| Konu: | Aydın Milletvekili Süleyman Bülbül'ün 105 sıra sayılı Kanun Teklifi'nin 1'inci maddesiyle ilgili önerge üzerinde yaptığı konuşmasındaki bazı ifadelerine ilişkin açıklaması |
| Yasama Yılı: | 3 |
| Birleşim: | 5 |
| Tarih: | 10.10.2019 |
BÜLENT TURAN (Çanakkale) - Sayın Başkan, değerli hatibi dikkatle izledim. Bakınız, çok önemli bir kanunun ilk maddesini görüşüyoruz ve ilk önergeyi görüştük. Ben bir daha dille ilgili, üslupla ilgili hassasiyeti ifade etmek istiyorum. Konu avukatlarımız, pasaport vesaire. Israrla "tek adam rejimi" tarzı ithamların doğru olmadığı kanaatindeyim Sayın Başkan. Kaldı ki bu kanunu tüm partilere götürerek, oradaki komisyonda beraber paslaşarak, ana Komisyonda bir araya gelerek beraber tartışıp konuştuk. Biz bunu hak etmiyoruz Sayın Başkan. O yüzden ilk maddede böyle bir kapı açarsak sonraki süreçte çok keyifli, başarılı bir toplantı olmaz diye düşünüyorum. O yüzden başta sayın hatip olmak üzere tüm konuşmacıları daha dikkatli olmaya davet ediyorum.
Ayrıca Sayın Başkan, pasaport meselesi sadece bizim karar vereceğimiz bir mesele değil.

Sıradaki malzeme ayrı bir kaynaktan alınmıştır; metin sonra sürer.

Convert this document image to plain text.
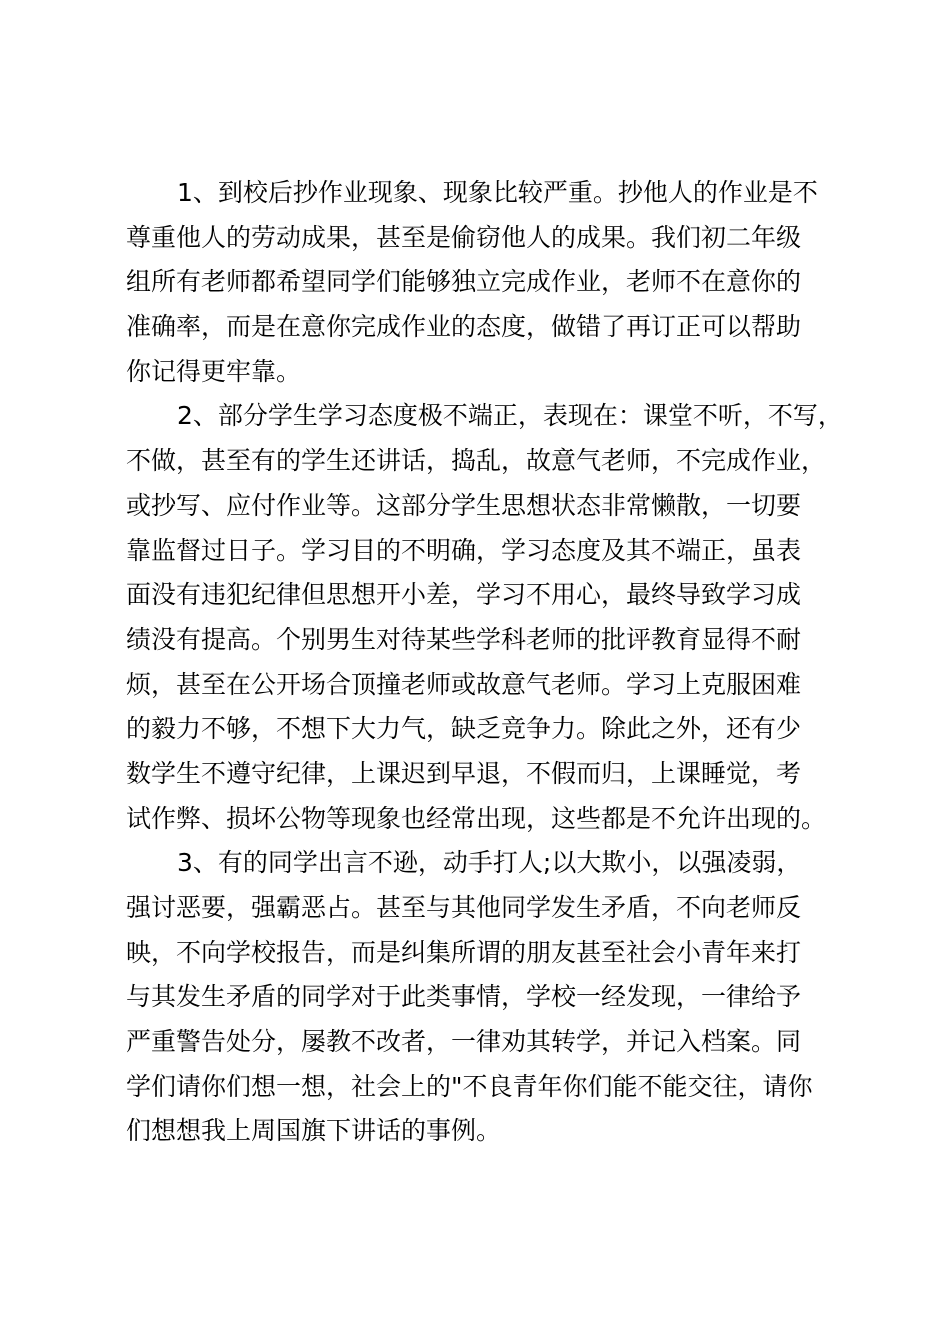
1、到校后抄作业现象、现象比较严重。抄他人的作业是不
尊重他人的劳动成果，甚至是偷窃他人的成果。我们初二年级
组所有老师都希望同学们能够独立完成作业，老师不在意你的
准确率，而是在意你完成作业的态度，做错了再订正可以帮助
你记得更牢靠。
2、部分学生学习态度极不端正，表现在：课堂不听，不写，
不做，甚至有的学生还讲话，捣乱，故意气老师，不完成作业，
或抄写、应付作业等。这部分学生思想状态非常懒散，一切要
靠监督过日子。学习目的不明确，学习态度及其不端正，虽表
面没有违犯纪律但思想开小差，学习不用心，最终导致学习成
绩没有提高。个别男生对待某些学科老师的批评教育显得不耐
烦，甚至在公开场合顶撞老师或故意气老师。学习上克服困难
的毅力不够，不想下大力气，缺乏竞争力。除此之外，还有少
数学生不遵守纪律，上课迟到早退，不假而归，上课睡觉，考
试作弊、损坏公物等现象也经常出现，这些都是不允许出现的。
3、有的同学出言不逊，动手打人;以大欺小，以强凌弱，
强讨恶要，强霸恶占。甚至与其他同学发生矛盾，不向老师反
映，不向学校报告，而是纠集所谓的朋友甚至社会小青年来打
与其发生矛盾的同学对于此类事情，学校一经发现，一律给予
严重警告处分，屡教不改者，一律劝其转学，并记入档案。同
学们请你们想一想，社会上的"不良青年你们能不能交往，请你
们想想我上周国旗下讲话的事例。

Pasaportun uluslararası bir hesabı var, kriteri var, ölçüsü var, nüfusa oranla sayısı var, kotası var.
(Mikrofon otomatik cihaz tarafından kapatıldı)
BAŞKAN - Buyurun.
BÜLENT TURAN (Çanakkale) - Herkese pasaport vermeyi biz de isteriz ama arkadaşlarımızın söylediği gibi sayının fazlalaşması hâlinde bir başka tartışma gündeme gelecek AB kriterlerine göre. O yüzden pasaportun sayısı nüfusa orantılı bir işlemdir "Ben istedim, oldu." tarzı bir işlem değildir. Kaldı ki avukatlarımıza on beş yıllık kriter konulması diğer memurların kendi derecelendirilmelerine göre bir rakamdır. Yani diğer memurlarımızın da o safhaya gelmesi on beş, on sekiz yıla tekabül ediyor, benzer bir yaklaşımdır. Böyle rastgele bir karar değildir. O yüzden daha hassas bir dile davet ediyorum tekrar Sayın Başkanım.